What’s Still Grand about the Grand Siècle: The Age of Louis XIV and the Education of the Heart
Fr. David M. Gallo
Gallo, Fr. David M., "What’s Still Grand about the Grand Siècle: The Age of Louis XIV and the Education of the Heart", dans Cahiers du XVIIe siècle, 2006, vol. XI, 1.
Extrait de l’article
As an earnest new professor, idealistically searching for the best and highest meaning of what it meant to be a historian and educator, I came across a series of remarks from those with long experience teaching, collected for people in my shoes. One set of comments, by an elderly Benedictine monk, spoke a different language. Unlike most others, he wrote neither about critical reading, writing or thinking, nor about jobs and careers. His goal in teaching was “to prepare my students for death.” Despite finding his take on education slightly creepy and even more, off-puttingly morbid, I think he meant teaching in such a way as to reach and form their active center.

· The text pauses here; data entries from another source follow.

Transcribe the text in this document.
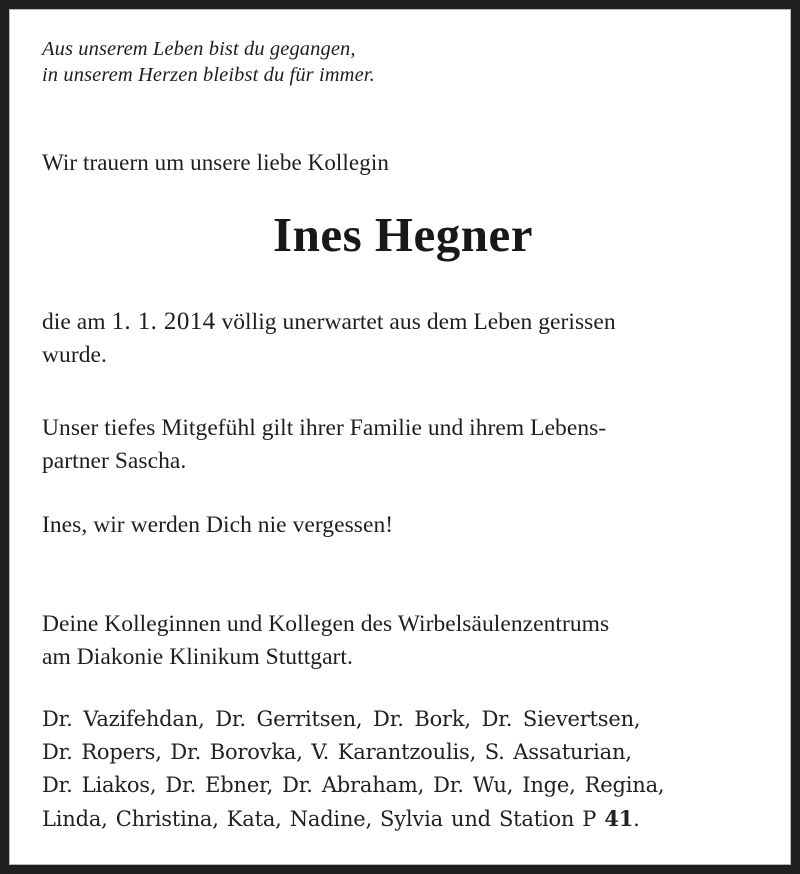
Aus unserem Leben bist du gegangen,
in unserem Herzen bleibst du für immer.
Wir trauern um unsere liebe Kollegin
Ines Hegner
die am 1. 1. 2014 völlig unerwartet aus dem Leben gerissen
wurde.
Unser tiefes Mitgefühl gilt ihrer Familie und ihrem Lebens-
partner Sascha.
Ines, wir werden Dich nie vergessen!
Deine Kolleginnen und Kollegen des Wirbelsäulenzentrums
am Diakonie Klinikum Stuttgart.
Dr. Vazifehdan, Dr. Gerritsen, Dr. Bork, Dr. Sievertsen,
Dr. Ropers, Dr. Borovka, V. Karantzoulis, S. Assaturian,
Dr. Liakos, Dr. Ebner, Dr. Abraham, Dr. Wu, Inge, Regina,
Linda, Christina, Kata, Nadine, Sylvia und Station P 41.
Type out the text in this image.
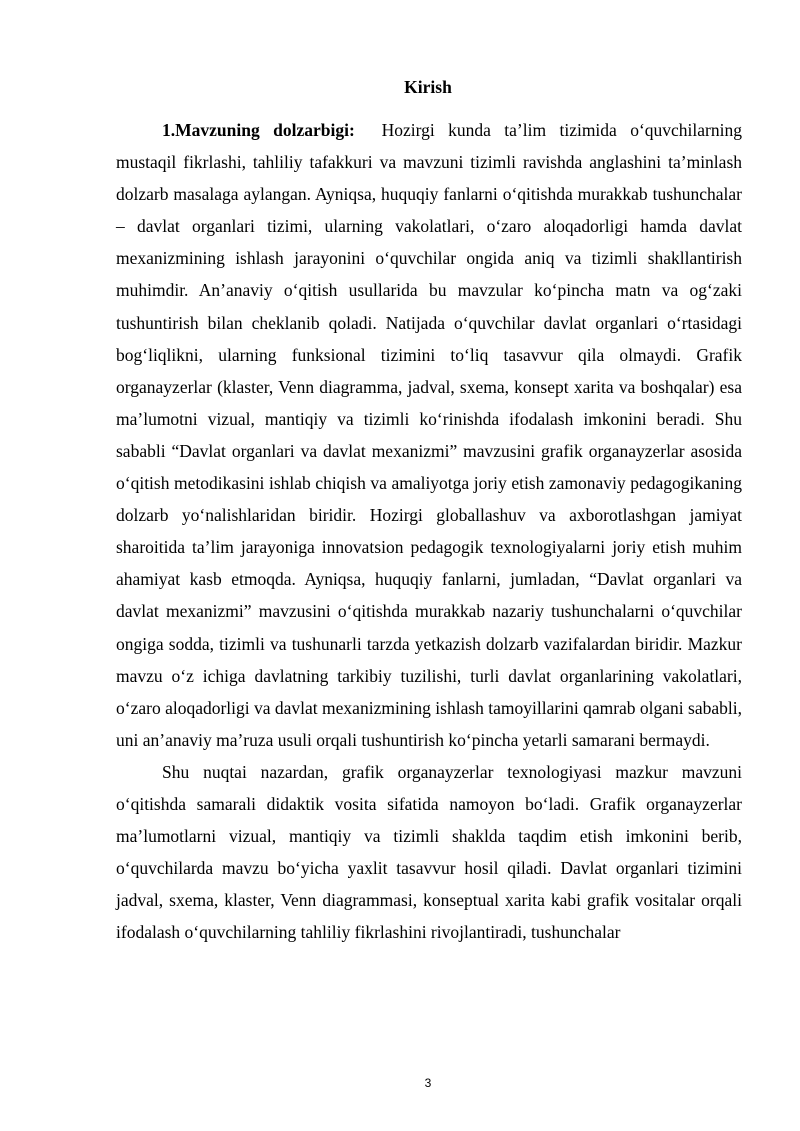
Kirish

1.Mavzuning dolzarbigi: Hozirgi kunda ta’lim tizimida o‘quvchilarning mustaqil fikrlashi, tahliliy tafakkuri va mavzuni tizimli ravishda anglashini ta’minlash dolzarb masalaga aylangan. Ayniqsa, huquqiy fanlarni o‘qitishda murakkab tushunchalar – davlat organlari tizimi, ularning vakolatlari, o‘zaro aloqadorligi hamda davlat mexanizmining ishlash jarayonini o‘quvchilar ongida aniq va tizimli shakllantirish muhimdir. An’anaviy o‘qitish usullarida bu mavzular ko‘pincha matn va og‘zaki tushuntirish bilan cheklanib qoladi. Natijada o‘quvchilar davlat organlari o‘rtasidagi bog‘liqlikni, ularning funksional tizimini to‘liq tasavvur qila olmaydi. Grafik organayzerlar (klaster, Venn diagramma, jadval, sxema, konsept xarita va boshqalar) esa ma’lumotni vizual, mantiqiy va tizimli ko‘rinishda ifodalash imkonini beradi. Shu sababli “Davlat organlari va davlat mexanizmi” mavzusini grafik organayzerlar asosida o‘qitish metodikasini ishlab chiqish va amaliyotga joriy etish zamonaviy pedagogikaning dolzarb yo‘nalishlaridan biridir. Hozirgi globallashuv va axborotlashgan jamiyat sharoitida ta’lim jarayoniga innovatsion pedagogik texnologiyalarni joriy etish muhim ahamiyat kasb etmoqda. Ayniqsa, huquqiy fanlarni, jumladan, “Davlat organlari va davlat mexanizmi” mavzusini o‘qitishda murakkab nazariy tushunchalarni o‘quvchilar ongiga sodda, tizimli va tushunarli tarzda yetkazish dolzarb vazifalardan biridir. Mazkur mavzu o‘z ichiga davlatning tarkibiy tuzilishi, turli davlat organlarining vakolatlari, o‘zaro aloqadorligi va davlat mexanizmining ishlash tamoyillarini qamrab olgani sababli, uni an’anaviy ma’ruza usuli orqali tushuntirish ko‘pincha yetarli samarani bermaydi.

Shu nuqtai nazardan, grafik organayzerlar texnologiyasi mazkur mavzuni o‘qitishda samarali didaktik vosita sifatida namoyon bo‘ladi. Grafik organayzerlar ma’lumotlarni vizual, mantiqiy va tizimli shaklda taqdim etish imkonini berib, o‘quvchilarda mavzu bo‘yicha yaxlit tasavvur hosil qiladi. Davlat organlari tizimini jadval, sxema, klaster, Venn diagrammasi, konseptual xarita kabi grafik vositalar orqali ifodalash o‘quvchilarning tahliliy fikrlashini rivojlantiradi, tushunchalar

3
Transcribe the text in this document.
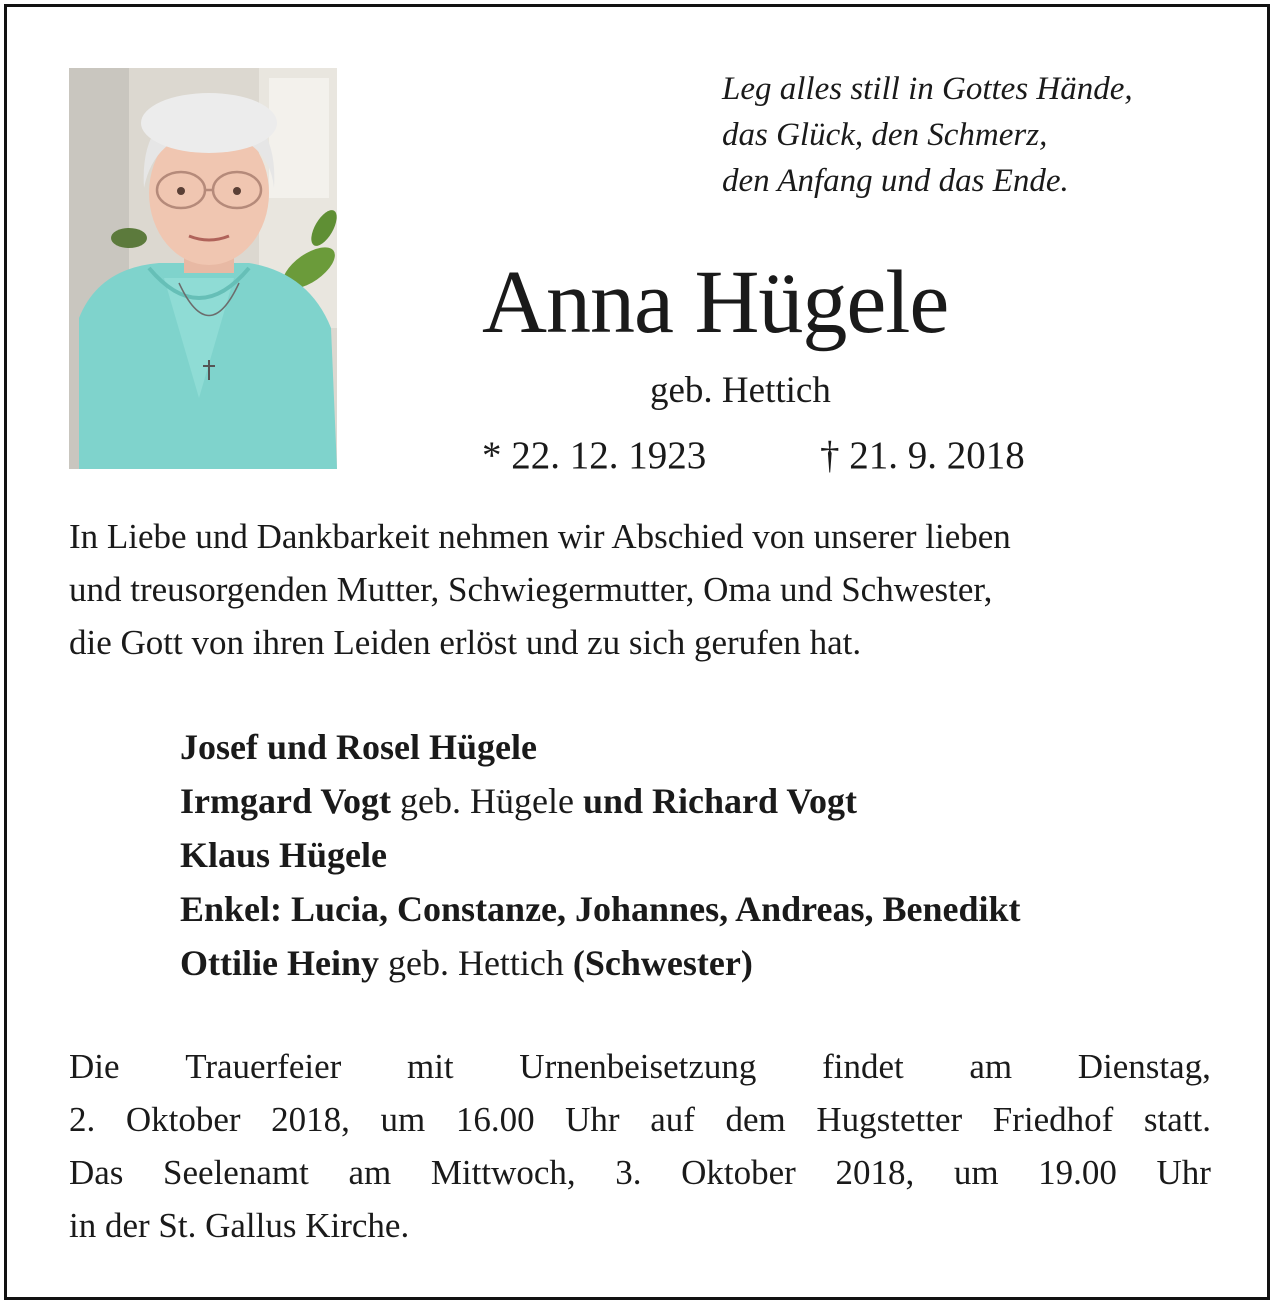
Leg alles still in Gottes Hände,
das Glück, den Schmerz,
den Anfang und das Ende.
Anna Hügele
geb. Hettich
* 22. 12. 1923	† 21. 9. 2018
In Liebe und Dankbarkeit nehmen wir Abschied von unserer lieben
und treusorgenden Mutter, Schwiegermutter, Oma und Schwester,
die Gott von ihren Leiden erlöst und zu sich gerufen hat.
Josef und Rosel Hügele
Irmgard Vogt geb. Hügele und Richard Vogt
Klaus Hügele
Enkel: Lucia, Constanze, Johannes, Andreas, Benedikt
Ottilie Heiny geb. Hettich (Schwester)
Die Trauerfeier mit Urnenbeisetzung findet am Dienstag,
2. Oktober 2018, um 16.00 Uhr auf dem Hugstetter Friedhof statt.
Das Seelenamt am Mittwoch, 3. Oktober 2018, um 19.00 Uhr
in der St. Gallus Kirche.
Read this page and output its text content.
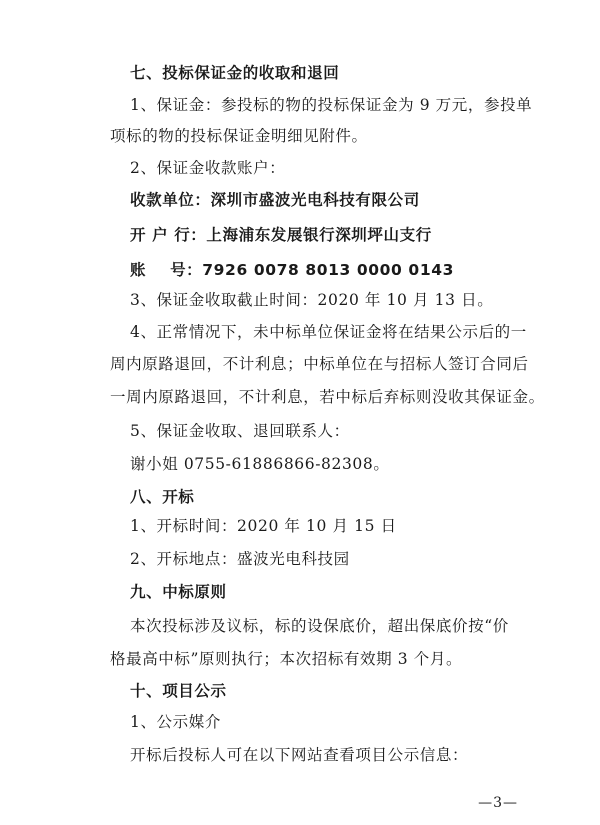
七、投标保证金的收取和退回
1、保证金：参投标的物的投标保证金为 9 万元，参投单
项标的物的投标保证金明细见附件。
2、保证金收款账户：
收款单位：深圳市盛波光电科技有限公司
开 户 行：上海浦东发展银行深圳坪山支行
账    号：7926 0078 8013 0000 0143
3、保证金收取截止时间：2020 年 10 月 13 日。
4、正常情况下，未中标单位保证金将在结果公示后的一
周内原路退回，不计利息；中标单位在与招标人签订合同后
一周内原路退回，不计利息，若中标后弃标则没收其保证金。
5、保证金收取、退回联系人：
谢小姐 0755-61886866-82308。
八、开标
1、开标时间：2020 年 10 月 15 日
2、开标地点：盛波光电科技园
九、中标原则
本次投标涉及议标，标的设保底价，超出保底价按“价
格最高中标”原则执行；本次招标有效期 3 个月。
十、项目公示
1、公示媒介
开标后投标人可在以下网站查看项目公示信息：
—3—
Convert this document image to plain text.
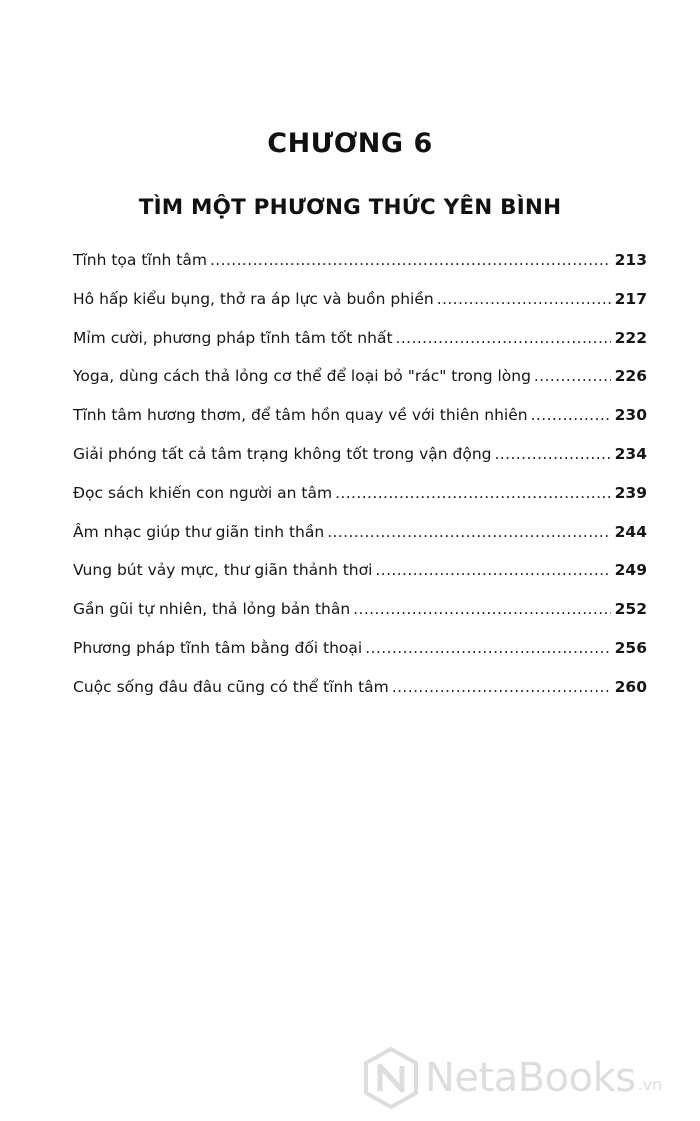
CHƯƠNG 6
TÌM MỘT PHƯƠNG THỨC YÊN BÌNH
Tĩnh tọa tĩnh tâm .....	213
Hô hấp kiểu bụng, thở ra áp lực và buồn phiền .....	217
Mỉm cười, phương pháp tĩnh tâm tốt nhất .....	222
Yoga, dùng cách thả lỏng cơ thể để loại bỏ "rác" trong lòng .....	226
Tĩnh tâm hương thơm, để tâm hồn quay về với thiên nhiên .....	230
Giải phóng tất cả tâm trạng không tốt trong vận động .....	234
Đọc sách khiến con người an tâm .....	239
Âm nhạc giúp thư giãn tinh thần .....	244
Vung bút vảy mực, thư giãn thảnh thơi .....	249
Gần gũi tự nhiên, thả lỏng bản thân .....	252
Phương pháp tĩnh tâm bằng đối thoại .....	256
Cuộc sống đâu đâu cũng có thể tĩnh tâm .....	260
NetaBooks .vn
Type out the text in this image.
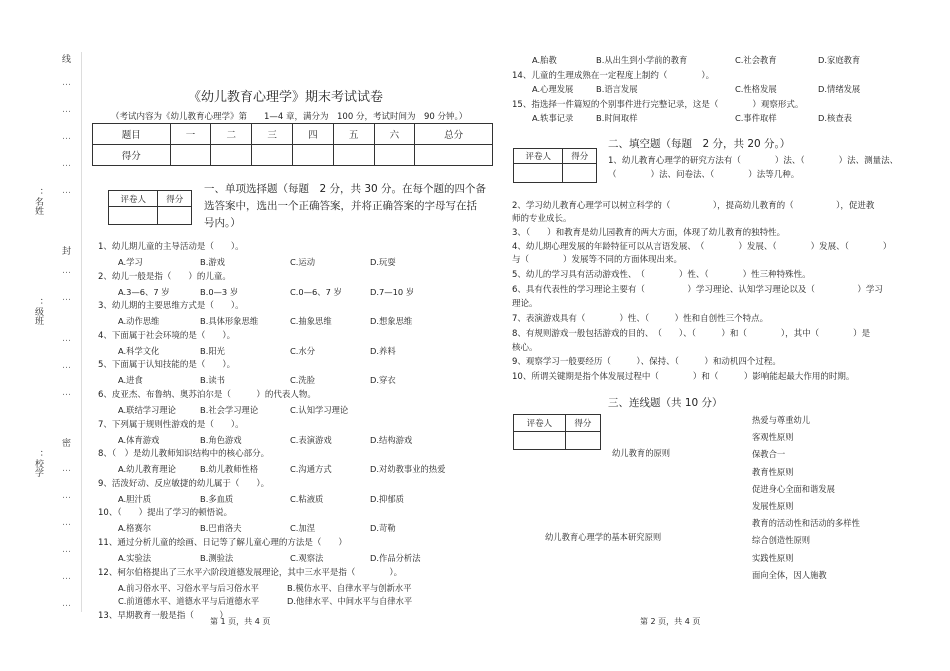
线
…
…
…
…
…
：名姓
封
…
…
：级班
…
…
…
密
：校学 …
…
…
…
…
…
《幼儿教育心理学》期末考试试卷
（考试内容为《幼儿教育心理学》第　　1—4 章，满分为　100 分，考试时间为　90 分钟。）
题目	一	二	三	四	五	六	总分
得分							
评卷人	得分

一、单项选择题（每题　2 分，共 30 分。在每个题的四个备
选答案中，选出一个正确答案，并将正确答案的字母写在括
号内。）
1、幼儿期儿童的主导活动是（　　）。
A.学习	B.游戏	C.运动	D.玩耍
2、幼儿一般是指（　　）的儿童。
A.3—6、7 岁	B.0—3 岁	C.0—6、7 岁	D.7—10 岁
3、幼儿期的主要思维方式是（　　）。
A.动作思维	B.具体形象思维	C.抽象思维	D.想象思维
4、下面属于社会环境的是（　　）。
A.科学文化	B.阳光	C.水分	D.养料
5、下面属于认知技能的是（　　）。
A.进食	B.读书	C.洗脸	D.穿衣
6、皮亚杰、布鲁纳、奥苏泊尔是（　　　）的代表人物。
A.联结学习理论	B.社会学习理论	C.认知学习理论
7、下列属于规则性游戏的是（　　）。
A.体育游戏	B.角色游戏	C.表演游戏	D.结构游戏
8、（　）是幼儿教师知识结构中的核心部分。
A.幼儿教育理论	B.幼儿教师性格	C.沟通方式	D.对幼教事业的热爱
9、活泼好动、反应敏捷的幼儿属于（　　）。
A.胆汁质	B.多血质	C.粘液质	D.抑郁质
10、（　　）提出了学习的顿悟说。
A.格赛尔	B.巴甫洛夫	C.加涅	D.苛勒
11、通过分析儿童的绘画、日记等了解儿童心理的方法是（　　）
A.实验法	B.测验法	C.观察法	D.作品分析法
12、柯尔伯格提出了三水平六阶段道德发展理论，其中三水平是指（　　　　）。
A.前习俗水平、习俗水平与后习俗水平	B.模仿水平、自律水平与创新水平
C.前道德水平、道德水平与后道德水平	D.他律水平、中间水平与自律水平
13、早期教育一般是指（　　　）
A.胎教	B.从出生到小学前的教育	C.社会教育	D.家庭教育
14、儿童的生理成熟在一定程度上制约（　　　　）。
A.心理发展	B.语言发展	C.性格发展	D.情绪发展
15、指选择一件篇短的个别事件进行完整记录，这是（　　　　）观察形式。
A.轶事记录	B.时间取样	C.事件取样	D.核查表
评卷人	得分

二、填空题（每题　2 分，共 20 分。）
1、幼儿教育心理学的研究方法有（　　　　）法、（　　　　）法、测量法、
（　　　　）法、问卷法、（　　　　）法等几种。
2、学习幼儿教育心理学可以树立科学的（　　　　　），提高幼儿教育的（　　　　　），促进教
师的专业成长。
3、（　　）和教育是幼儿园教育的两大方面，体现了幼儿教育的独特性。
4、幼儿期心理发展的年龄特征可以从言语发展、　（　　　　）发展、（　　　　）发展、（　　　　）
与（　　　　）发展等不同的方面体现出来。
5、幼儿的学习具有活动游戏性、　（　　　　）性、（　　　　）性三种特殊性。
6、具有代表性的学习理论主要有（　　　　　）学习理论、认知学习理论以及（　　　　　）学习
理论。
7、表演游戏具有（　　　　）性、（　　　）性和自创性三个特点。
8、有规则游戏一般包括游戏的目的、　（　　）、（　　　）和（　　　　），其中（　　　　）是
核心。
9、观察学习一般要经历（　　　）、保持、（　　　）和动机四个过程。
10、所谓关键期是指个体发展过程中（　　　　）和（　　　）影响能起最大作用的时期。
三、连线题（共 10 分）
评卷人	得分

幼儿教育的原则
幼儿教育心理学的基本研究原则
热爱与尊重幼儿
客观性原则
保教合一
教育性原则
促进身心全面和谐发展
发展性原则
教育的活动性和活动的多样性
综合创造性原则
实践性原则
面向全体，因人施教
第 1 页，共 4 页	第 2 页，共 4 页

One writer, Michel Meslin, understands this active center as the heart, “where ideas and impressions received are transformed into deeds… the seat of the individual’s creative power in the form of consciousness.” Teaching the Grand Siècle in the liberal arts tradition can shape their active center by immersing students into the complexity of lives lived in a different time and place, and, should it work, bring them a better understanding of their own. Rather than a preparation for death, I would call this kind of teaching “the education of the heart.”